The French Securities Regulator (Autorité des marchés financiers or AMF) has cleared the offer of Axel Springer for all outstanding shares of SeLoger.com, the leading French property classifieds portal. Axel Springer offers all shareholders of SeLoger.com EUR 34.00 per share in cash, valuing the company at a total of EUR 566 million.
The AMF will set the timetable for the public tender offer shortly. With the approval of the transaction by the French Competition Authority on November 3, 2010, the offer has become unconditional.
Ralph Büchi, President Axel Springer International at Axel Springer AG: “Now the decision is solely up to the shareholders of SeLoger.com.
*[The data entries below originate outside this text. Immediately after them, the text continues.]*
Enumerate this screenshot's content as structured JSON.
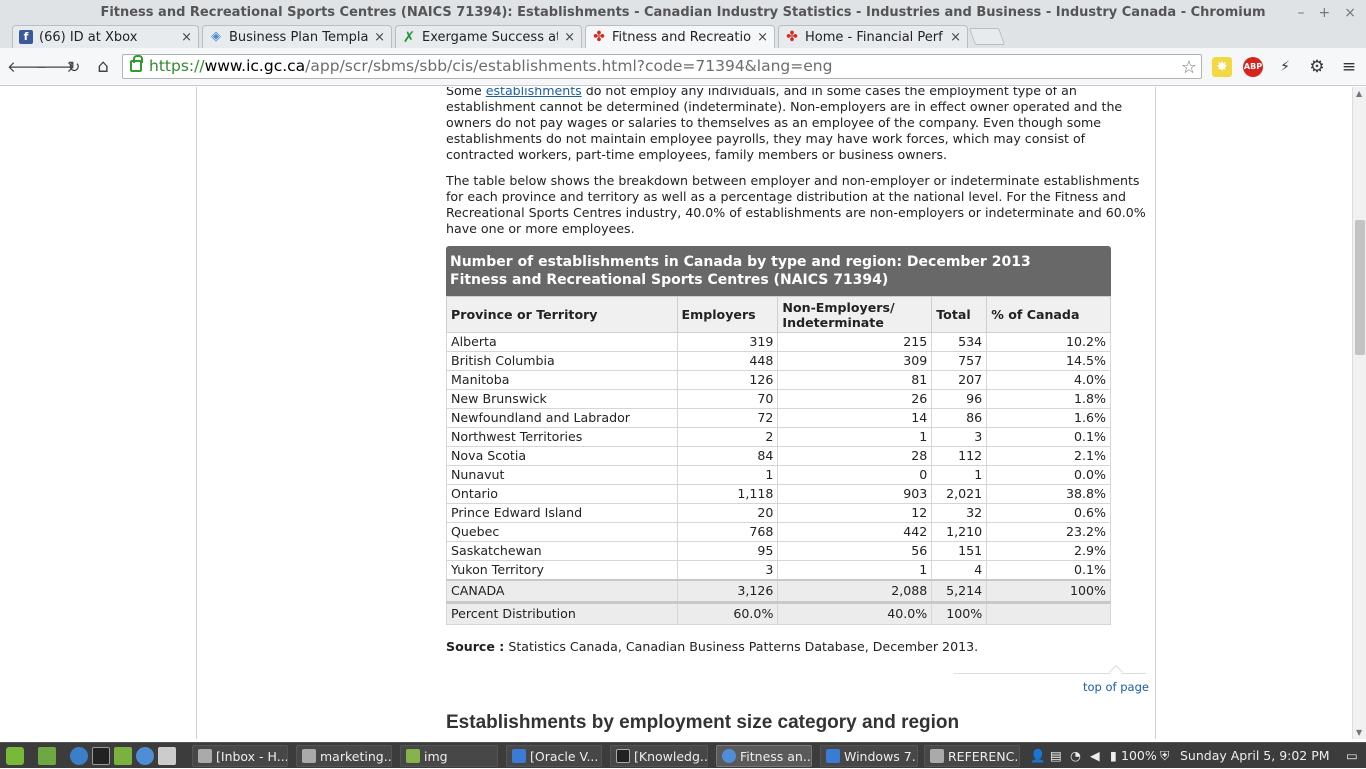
{
  "window": {
    "title": "Fitness and Recreational Sports Centres (NAICS 71394): Establishments - Canadian Industry Statistics - Industries and Business - Industry Canada - Chromium",
    "controls": [
      "–",
      "+",
      "×"
    ]
  },
  "tabs": [
    {
      "title": "(66) ID at Xbox",
      "icon": "facebook-icon"
    },
    {
      "title": "Business Plan Templa",
      "icon": "diamond-icon"
    },
    {
      "title": "Exergame Success at",
      "icon": "x-icon"
    },
    {
      "title": "Fitness and Recreatio",
      "icon": "maple-leaf-icon"
    },
    {
      "title": "Home - Financial Perf",
      "icon": "maple-leaf-icon"
    }
  ],
  "tab_close": "×",
  "toolbar": {
    "url_scheme": "https://",
    "url_host": "www.ic.gc.ca",
    "url_path": "/app/scr/sbms/sbb/cis/establishments.html?code=71394&lang=eng",
    "back": "🡐",
    "forward": "🡒",
    "reload": "↻",
    "home": "⌂",
    "star": "☆",
    "menu": "≡",
    "abp": "ABP"
  },
  "page": {
    "para1_pre": "Some ",
    "para1_link": "establishments",
    "para1_post": " do not employ any individuals, and in some cases the employment type of an establishment cannot be determined (indeterminate). Non-employers are in effect owner operated and the owners do not pay wages or salaries to themselves as an employee of the company. Even though some establishments do not maintain employee payrolls, they may have work forces, which may consist of contracted workers, part-time employees, family members or business owners.",
    "para2": "The table below shows the breakdown between employer and non-employer or indeterminate establishments for each province and territory as well as a percentage distribution at the national level. For the Fitness and Recreational Sports Centres industry, 40.0% of establishments are non-employers or indeterminate and 60.0% have one or more employees.",
    "table": {
      "caption_line1": "Number of establishments in Canada by type and region: December 2013",
      "caption_line2": "Fitness and Recreational Sports Centres (NAICS 71394)",
      "headers": [
        "Province or Territory",
        "Employers",
        "Non-Employers/ Indeterminate",
        "Total",
        "% of Canada"
      ],
      "rows": [
        [
          "Alberta",
          "319",
          "215",
          "534",
          "10.2%"
        ],
        [
          "British Columbia",
          "448",
          "309",
          "757",
          "14.5%"
        ],
        [
          "Manitoba",
          "126",
          "81",
          "207",
          "4.0%"
        ],
        [
          "New Brunswick",
          "70",
          "26",
          "96",
          "1.8%"
        ],
        [
          "Newfoundland and Labrador",
          "72",
          "14",
          "86",
          "1.6%"
        ],
        [
          "Northwest Territories",
          "2",
          "1",
          "3",
          "0.1%"
        ],
        [
          "Nova Scotia",
          "84",
          "28",
          "112",
          "2.1%"
        ],
        [
          "Nunavut",
          "1",
          "0",
          "1",
          "0.0%"
        ],
        [
          "Ontario",
          "1,118",
          "903",
          "2,021",
          "38.8%"
        ],
        [
          "Prince Edward Island",
          "20",
          "12",
          "32",
          "0.6%"
        ],
        [
          "Quebec",
          "768",
          "442",
          "1,210",
          "23.2%"
        ],
        [
          "Saskatchewan",
          "95",
          "56",
          "151",
          "2.9%"
        ],
        [
          "Yukon Territory",
          "3",
          "1",
          "4",
          "0.1%"
        ]
      ],
      "total_row": [
        "CANADA",
        "3,126",
        "2,088",
        "5,214",
        "100%"
      ],
      "percent_row": [
        "Percent Distribution",
        "60.0%",
        "40.0%",
        "100%",
        ""
      ]
    },
    "source_label": "Source :",
    "source_text": " Statistics Canada, Canadian Business Patterns Database, December 2013.",
    "top_of_page": "top of page",
    "next_heading": "Establishments by employment size category and region"
  },
  "taskbar": {
    "tasks": [
      {
        "label": "[Inbox - H..."
      },
      {
        "label": "marketing..."
      },
      {
        "label": "img"
      },
      {
        "label": "[Oracle V..."
      },
      {
        "label": "[Knowledg..."
      },
      {
        "label": "Fitness an..."
      },
      {
        "label": "Windows 7..."
      },
      {
        "label": "REFERENC..."
      }
    ],
    "battery": "100%",
    "clock": "Sunday April  5,  9:02 PM"
  }
}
They have the opportunity to sell their shares at a price of EUR 34.00 per share and realize an attractive cash consideration.”
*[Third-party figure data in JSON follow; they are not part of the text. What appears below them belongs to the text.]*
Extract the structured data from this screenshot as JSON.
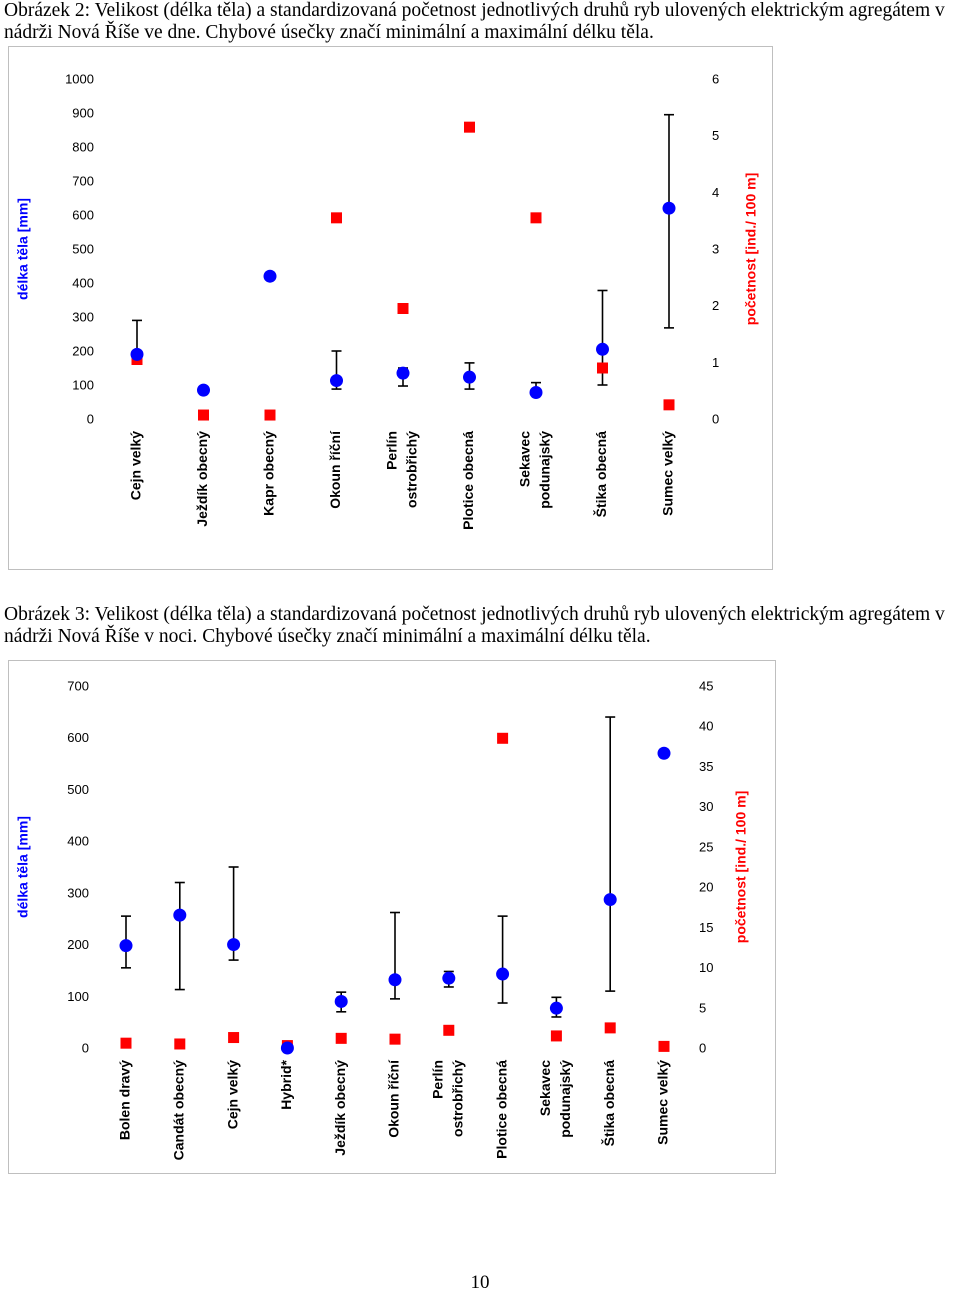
{
  "captions": {
    "fig2": "Obrázek 2: Velikost (délka těla) a standardizovaná početnost jednotlivých druhů ryb ulovených elektrickým agregátem v nádrži Nová Říše ve dne. Chybové úsečky značí minimální a maximální délku těla.",
    "fig3": "Obrázek 3: Velikost (délka těla) a standardizovaná početnost jednotlivých druhů ryb ulovených elektrickým agregátem v nádrži Nová Říše v noci. Chybové úsečky značí minimální a maximální délku těla."
  },
  "page_number": "10",
  "colors": {
    "length_marker": "#0000ff",
    "abundance_marker": "#ff0000",
    "error_bar": "#000000"
  },
  "chart_data": [
    {
      "type": "scatter",
      "title": "Obrázek 2",
      "ylabel": "délka těla [mm]",
      "y2label": "početnost [ind./ 100 m]",
      "ylim": [
        0,
        1000
      ],
      "yticks": [
        "0",
        "100",
        "200",
        "300",
        "400",
        "500",
        "600",
        "700",
        "800",
        "900",
        "1000"
      ],
      "y2lim": [
        0,
        6
      ],
      "y2ticks": [
        "0",
        "1",
        "2",
        "3",
        "4",
        "5",
        "6"
      ],
      "categories": [
        [
          "Cejn velký"
        ],
        [
          "Ježdík obecný"
        ],
        [
          "Kapr obecný"
        ],
        [
          "Okoun říční"
        ],
        [
          "Perlín",
          "ostrobřichý"
        ],
        [
          "Plotice obecná"
        ],
        [
          "Sekavec",
          "podunajský"
        ],
        [
          "Štika obecná"
        ],
        [
          "Sumec velký"
        ]
      ],
      "series": [
        {
          "name": "délka těla",
          "axis": "left",
          "marker": "circle",
          "values": [
            190,
            85,
            420,
            113,
            135,
            123,
            78,
            205,
            620
          ],
          "min": [
            168,
            null,
            null,
            88,
            97,
            88,
            70,
            100,
            268
          ],
          "max": [
            290,
            null,
            null,
            200,
            150,
            165,
            107,
            378,
            895
          ]
        },
        {
          "name": "početnost",
          "axis": "right",
          "marker": "square",
          "values": [
            1.05,
            0.07,
            0.07,
            3.55,
            1.95,
            5.15,
            3.55,
            0.9,
            0.25
          ]
        }
      ]
    },
    {
      "type": "scatter",
      "title": "Obrázek 3",
      "ylabel": "délka těla [mm]",
      "y2label": "početnost [ind./ 100 m]",
      "ylim": [
        0,
        700
      ],
      "yticks": [
        "0",
        "100",
        "200",
        "300",
        "400",
        "500",
        "600",
        "700"
      ],
      "y2lim": [
        0,
        45
      ],
      "y2ticks": [
        "0",
        "5",
        "10",
        "15",
        "20",
        "25",
        "30",
        "35",
        "40",
        "45"
      ],
      "categories": [
        [
          "Bolen dravý"
        ],
        [
          "Candát obecný"
        ],
        [
          "Cejn velký"
        ],
        [
          "Hybrid*"
        ],
        [
          "Ježdík obecný"
        ],
        [
          "Okoun říční"
        ],
        [
          "Perlín",
          "ostrobřichý"
        ],
        [
          "Plotice obecná"
        ],
        [
          "Sekavec",
          "podunajský"
        ],
        [
          "Štika obecná"
        ],
        [
          "Sumec velký"
        ]
      ],
      "series": [
        {
          "name": "délka těla",
          "axis": "left",
          "marker": "circle",
          "values": [
            198,
            257,
            200,
            0,
            90,
            132,
            135,
            143,
            77,
            287,
            570
          ],
          "min": [
            155,
            113,
            170,
            null,
            70,
            95,
            118,
            87,
            60,
            110,
            null
          ],
          "max": [
            255,
            320,
            350,
            null,
            108,
            262,
            148,
            255,
            98,
            640,
            null
          ]
        },
        {
          "name": "početnost",
          "axis": "right",
          "marker": "square",
          "values": [
            0.6,
            0.5,
            1.3,
            0.3,
            1.2,
            1.1,
            2.2,
            38.5,
            1.5,
            2.5,
            0.2
          ]
        }
      ]
    }
  ]
}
Büchi added: “We continue to believe that we can be a valuable shareholder for SeLoger.com. Axel Springer has considerable digital expertise, a reach throughout all major European markets and strong financial capabilities. We will therefore be able to support SeLoger.com in its further development both in France and abroad, in case the management team of the company should decide to pursue a strategy of internationalization.”
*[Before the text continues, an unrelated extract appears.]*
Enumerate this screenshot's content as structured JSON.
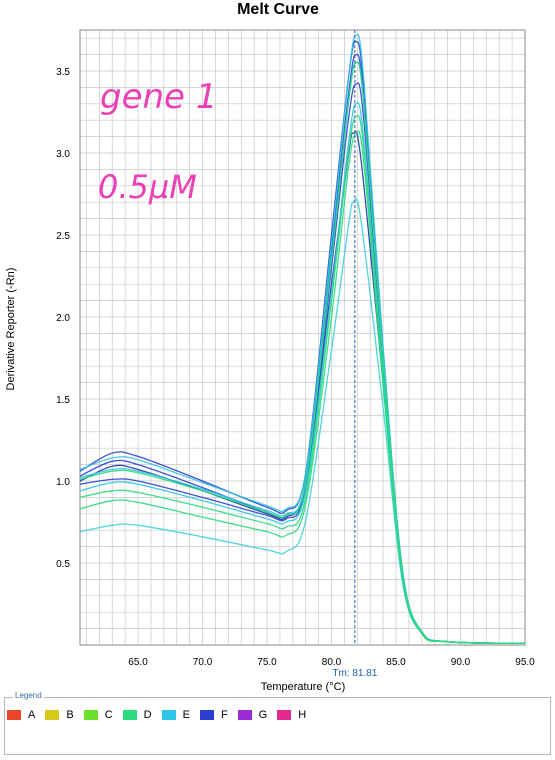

Axel Springer already holds a 12.4 percent stake in SeLoger.com acquired from a group of shareholders, including the founders Amal Amar and Denys Chalumeau as well as other members of the supervisory board and the management board.
This press release is available in German, English and French for downloading on www.axelspringer-offer-seloger.com .
The offer document is available on the website of Axel Springer (www.axelspringer.com/investors ) and the Autorité des marchés financiers (www.amf-france.org ) and may be obtained free of charge from BNP Paribas (4 rue d'Antin, 75002 Paris).
This communication is for informational purposes only. It is not the extension of a tender offer for any securities nor an offer to purchase, sell or exchange (or the solicitation of an offer to sell, purchase or exchange) any securities in any jurisdiction, including the United States. There may be no such offer (or solicitation), purchase, sale or exchange of any securities, and the tender offer referred to herein may not be extended, in any jurisdiction outside the French Republic, where it would be unlawful absent prior registration, filing or qualification under applicable laws, including the United States, Canada, Italy and Japan. The distribution of this communication may be restricted by law in certain jurisdictions. Accordingly, persons in whose possession it comes are required to inform themselves of and observe any such restrictions.